Friday, January 16, 2009
It's a Mad World, After All
Way back when I was crazier than I am now but believed I was normal, I was a financial journalist. I worked in New Zealand and Australia and published three books. Two of them challenged the conventional wisdom of the day, namely that rational self-interest governs all individual decisions regarding money, and that the marketplace is the collective expression of an infinite number of common-sense decisions at work.
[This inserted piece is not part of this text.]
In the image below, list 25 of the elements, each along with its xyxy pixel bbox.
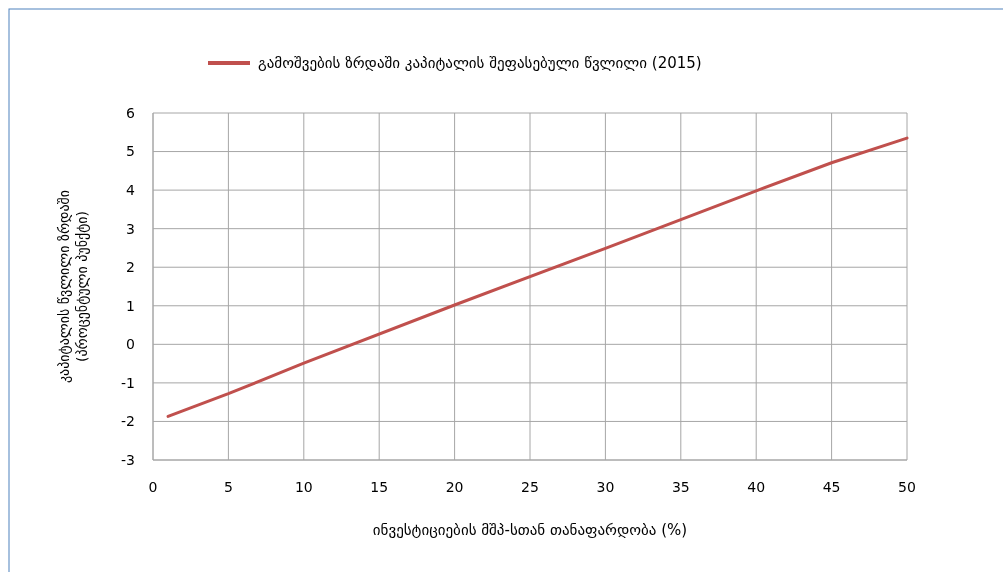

Needless to say, I was a voice in the wilderness.
Ten years ago, following my diagnosis, I started writing on my illness. Here, no one was trying to pretend they were normal. I was crazy covering crazy. I felt right at home. So much so that I could pass for normal, even when I told people I was crazy.
I think I was a financial journalist for a full year before I realized that a balance sheet and a profit and loss statement were two different things. To compensate for my obvious deficits, I developed an acute sense of logic.
Wait a second, I said to myself one day. Here, we have economists - nerdy mathematician types - trying to predict human behavior? Nuh-uh, I thought. We're talking psychology here, a discipline based on the proposition that people act irrationally, even against their obvious best interests.
As if to prove my point, one day I flipped out and quit my job on a daily newspaper. The rest of my time in Australia I was (rationally) treated as radioactive.
All you need to do is spend a day in a mall to see that the real world behaves far differently that the one imagined by PhD economists. The entire marketing and advertising industry recognizes this. Their practitioners work on the principle that consumers can be manipulated into making spectacularly irrational choices. If you don't believe me, take a look at all the SUVs on the road.
Conversely, marketers and advertisers are smart enough to know that consumers can make them look spectacularly stupid. That just when you think you have buyers all figured out, they will come at you with something totally out of left field, such as refusing to purchase safari suits, even at steep discounts. Imagine.
Needless to say, the advertising industry employs psychologists. People who know what dopamine can do to the brain, not to mention how our irrational fears and desires and impulses drive our decisions.
If only economists and financiers could be so smart.
In a New York Times piece published yesterday, op-ed columnist David Brooks finally 'fessed up. According to the old way of thinking: "The classical models presumed a certain sort of orderly human makeup. Inside each person, reason rides the passions the way a rider sits atop a horse."
More: "People respond in pretty straightforward ways to incentives. The invisible hand forms a spontaneous, dynamic order. Economic behavior can be accurately predicted through elegant models."
A funny thing happened on the way to 2009 - a complete financial-economic meltdown, an event that classical economics could not predict, much less explain. According to Brooks:
"Reason is not like a rider atop a horse. Instead, each person’s mind contains a panoply of instincts, strategies, intuitions, emotions, memories and habits, which vie for supremacy. An irregular, idiosyncratic and largely unconscious process determines which of these internal players gets to control behavior at any instant."
It's a crazy world, after all. We crazy people had it right, all along.